Amazon Resumes Hiring Spree in South Africa
E-commerce giant, Amazon, is centering its interest towards South Africa with new job listings in the country in various fields, including customer support, senior management, and more.
Since 2004, the Big Tech giant has marked its robust presence in the oldest and second-largest city in South Africa, Cape Town. Then, in late 2018, it changed location by moving into a new building comprised of eight floors in the same city for the better housing of its local Amazon Web Services (AWS) employees.
In parallel, Amazon has also expanded its influence in the South African city, Johannesburg. Both offices are listed to welcome applicants for a variety of new positions, mainly directed at the group’s cloud business, in addition to initiating a new staffing process for streaming and call center businesses.
This isn’t the first time Amazon has gone on a hiring spree in the region. In 2020, Amazon listed around 3,000 remote work jobs with job positions in Cape Town, including enterprise account manager, IT support technician, production executive (unscripted TV shows in South Africa), software development engineer, senior recruiter for Amazon Prime Video and Studios, senior solutions architect, senior workforce manager, software development engineer, and technical customer service associate.
As for the Johannesburg listings, the tech titan also opened positions to build teams in the capital of Gauteng province, including enterprise account manager, head of public policy, principal migration consultant, senior consultant (DevOps), senior practice manager for data and the platform, and senior solutions architect.
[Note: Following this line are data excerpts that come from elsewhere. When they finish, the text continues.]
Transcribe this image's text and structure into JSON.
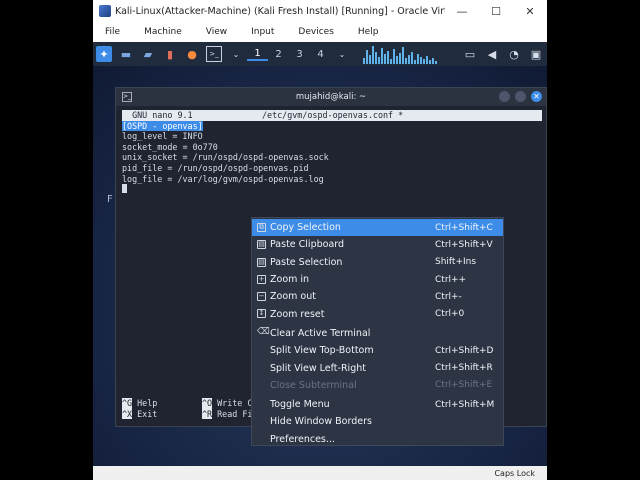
{
  "vbox": {
    "title": "Kali-Linux(Attacker-Machine) (Kali Fresh Install) [Running] - Oracle VirtualBox",
    "controls": {
      "minimize": "—",
      "maximize": "☐",
      "close": "✕"
    },
    "menu": [
      "File",
      "Machine",
      "View",
      "Input",
      "Devices",
      "Help"
    ]
  },
  "panel": {
    "workspaces": [
      "1",
      "2",
      "3",
      "4"
    ],
    "active_workspace": "1",
    "accent": "#3d8de8"
  },
  "desktop": {
    "letter": "F"
  },
  "terminal": {
    "title": "mujahid@kali: ~",
    "icon": ">_",
    "nano_version": "  GNU nano 9.1",
    "file_path": "/etc/gvm/ospd-openvas.conf *",
    "section": "[OSPD - openvas]",
    "lines": [
      "log_level = INFO",
      "socket_mode = 0o770",
      "unix_socket = /run/ospd/ospd-openvas.sock",
      "pid_file = /run/ospd/ospd-openvas.pid",
      "log_file = /var/log/gvm/ospd-openvas.log"
    ],
    "help": {
      "row1": [
        {
          "key": "^G",
          "text": " Help"
        },
        {
          "key": "^O",
          "text": " Write C"
        }
      ],
      "row2": [
        {
          "key": "^X",
          "text": " Exit"
        },
        {
          "key": "^R",
          "text": " Read Fi"
        }
      ]
    }
  },
  "context_menu": {
    "items": [
      {
        "label": "Copy Selection",
        "shortcut": "Ctrl+Shift+C",
        "icon": "⧉"
      },
      {
        "label": "Paste Clipboard",
        "shortcut": "Ctrl+Shift+V",
        "icon": "▤"
      },
      {
        "label": "Paste Selection",
        "shortcut": "Shift+Ins",
        "icon": "▤"
      },
      {
        "label": "Zoom in",
        "shortcut": "Ctrl++",
        "icon": "+"
      },
      {
        "label": "Zoom out",
        "shortcut": "Ctrl+-",
        "icon": "−"
      },
      {
        "label": "Zoom reset",
        "shortcut": "Ctrl+0",
        "icon": "↕"
      },
      {
        "label": "Clear Active Terminal",
        "shortcut": "",
        "icon": "⌫"
      },
      {
        "label": "Split View Top-Bottom",
        "shortcut": "Ctrl+Shift+D"
      },
      {
        "label": "Split View Left-Right",
        "shortcut": "Ctrl+Shift+R"
      },
      {
        "label": "Close Subterminal",
        "shortcut": "Ctrl+Shift+E"
      },
      {
        "label": "Toggle Menu",
        "shortcut": "Ctrl+Shift+M"
      },
      {
        "label": "Hide Window Borders",
        "shortcut": ""
      },
      {
        "label": "Preferences...",
        "shortcut": ""
      }
    ]
  },
  "status": {
    "caps_lock": "Caps Lock"
  }
}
Not only is Amazon working on expanding its staff circle in the African continent, but this plan has been in motion for a while now. Earlier in 2004, the tech titan opened a development center in Cape Town, focusing on developing leading networking technologies, customer service next-generation software, and the leading technology for Amazon’s Elastic Compute Cloud (EC2).
In addition, Amazon also created a multitude of local teams incorporating account managers, customer services representatives, partner managers, solutions architects, and much more in its latest attempt to provide its customer-base move to the cloud.
Moreover, AWS also publicized the availability of its cloud contact center solution, Amazon Connect, offering services at a decreased cost compared to the conventional contact center in South Africa.
“Amazon Connect requires no infrastructure to deploy or manage. It is easy to use, and it scales up and down as contact volumes change,” Chris Erasmus, country manager at AWS, said in a statement.
“The services include embedded machine learning to save agents time and enable businesses to provide natural, efficient, and personalized experiences to customers with a few clicks, organizations can automate interactions, understand customer sentiment, and enable self-service operations,” he added.
Currently, AWS is being adopted by a South African bank and financial service group, the Standard Bank. AWS has presented itself as an exceedingly cost-effective service provider, compared to the traditional solutions providers, where businesses only pay for the interaction period between agents and customers.
“Amazon Connect contact centers can be set up and configured in minutes, and agents only need a headset and an internet connection to get started. With Amazon Connect, businesses improve their customers’ experiences and their contact center’s effectiveness,” Erasmus expressed.